Quand Gustavo Kuerten remporte pour la première fois Roland‐Garros en 1997, il le doit à son jeu bien sûr, mais aussi à son cordage Luxilon qui va révolutionner le tennis, comme avait pu le faire le boyau auparavant. L’ère des monofilaments polyester débute vraiment à ce moment‐là aux yeux du grand public. Depuis, elle ne s’est jamais essoufflée, surtout au plus haut niveau, permettant aux champions de frapper de plus en plus fort tout en gardant la balle dans le court.
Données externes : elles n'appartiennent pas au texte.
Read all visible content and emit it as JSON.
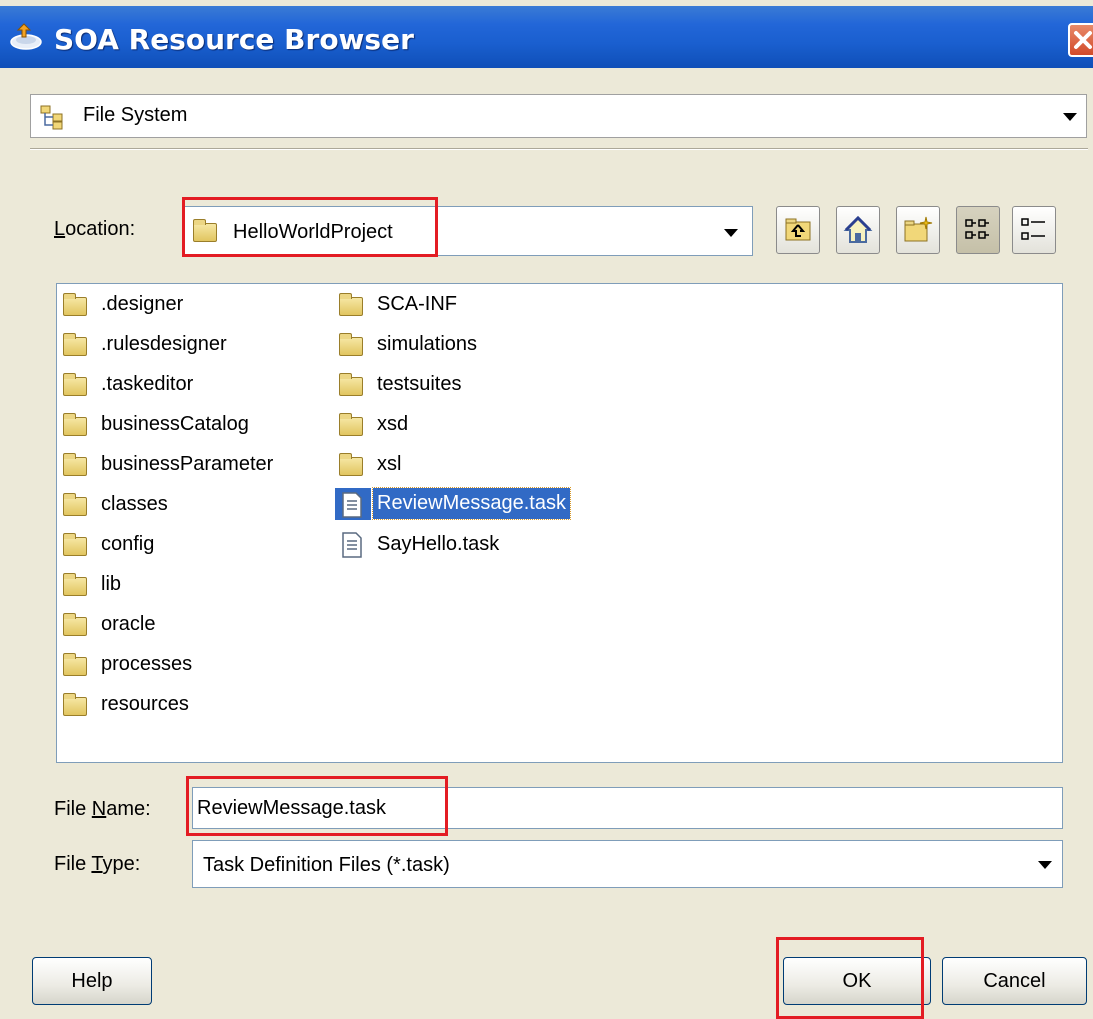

Pour comprendre le phénomène, nous avons pris le temps de joindre le président de la marque belge basée à Anvers. Nico Van Malderen nous a expliqué cette épopée avec beaucoup d’humilité et de recul, loin des paillettes des players’ lounge et des carrés VIP.
Quand la société Luxilon est‐elle née ?
En 1959. Au début, nous faisions tout simplement du fil à coudre en nylon. Ce n’est qu’en 1984 que nous avons commencé à produire des cordages. En fait, ce sont nos fournisseurs qui nous ont poussés sur ce marché en nous proposant des matières innovantes. Nous avons d’abord conceptualisé un premier monofilament qui s’appelait Orkit, mais il était trop rigide et il cassait rapidement. Nous avons donc décidé de continuer d’améliorer ce produit et c’est en 1991 que nous avons lancé le Big Banger Original.
Entre les mains de quels joueurs l’avez-vous mis ?
Albert Costa, Félix Mantilla, puis un certain Gustavo Kuerten par la suite [fin 1996, ndlr]. En ce qui concerne les joueurs du circuit, notre stratégie marketing n’a jamais varié. Nous ne payons jamais pour qu’un champion utilise notre cordage. Nous lui proposons ce que l’on appelle un échange marchandises : la quantité de ses bobines et garnitures est liée à son classement en fin d’année.
Malgré tout, on peut dire que c’est la victoire de « Guga » en 1997 qui a mis votre cordage sur le devant de la scène…
C’est surtout parce que Guga a reconnu que son jeu s’était amélioré avec l’Alu Power, qu’il avait plus de puissance et de rendement. Et comme cela se voyait aussi dans sa façon de jouer, notre savoir‐faire a été reconnu dans le monde entier. Ces succès ont donc permis d’accélérer notre développement, c’est indéniable.
En fin de compte, vous sentez‐vous responsable d’avoir changé la façon de jouer au tennis au plus haut niveau grâce à cette innovation ?
Responsable, c’est un bien grand mot. Nous avons conscience qu’une tendance s’est mise en place et effectivement, c’est aujourd’hui une grande fierté de savoir que 70 % des joueurs et joueuses du Tour jouent avec du Luxilon.
Tant que ça ?
Peut‐être même un peu plus, car je ne parle là que des joueurs que nous équipons.
Pensez‐vous que d’autres « révolutions » comme la vôtre pourraient encore transformer la façon de jouer à l’avenir ?
Nous travaillons, comme nos concurrents Babolat ou Tecnifibre, sur de nouvelles matières. Nous voulons toujours répondre le mieux possible à l’attente de nos clients, et pas seulement aux 400 joueurs professionnels. C’est aussi pour cela que notre gamme a évolué.
Que diriez‐vous à un jeune joueur qui pose votre fameuse garniture Luxilon Alu Power sur son cadre ?
Qu’il risque de se blesser suivant la tension adoptée.
Est‐il vrai que vous fabriquez aussi du boyau ?
Oui.
Avec des boyaux de vache ?
Évidemment.
Où se trouve votre usine ?
Quelque part en Europe…
Et Kuerten, vous l’avez rencontré ?
Une fois, mais bien après sa carrière professionnelle. Nous avons un accord avec Wilson depuis 2005. Nous nous concentrons sur l’innovation et la fabrication, tandis que Wilson gère le marketing et la distribution, sauf en Belgique car c’est chez nous [rires]. Cela fonctionne parfaitement bien.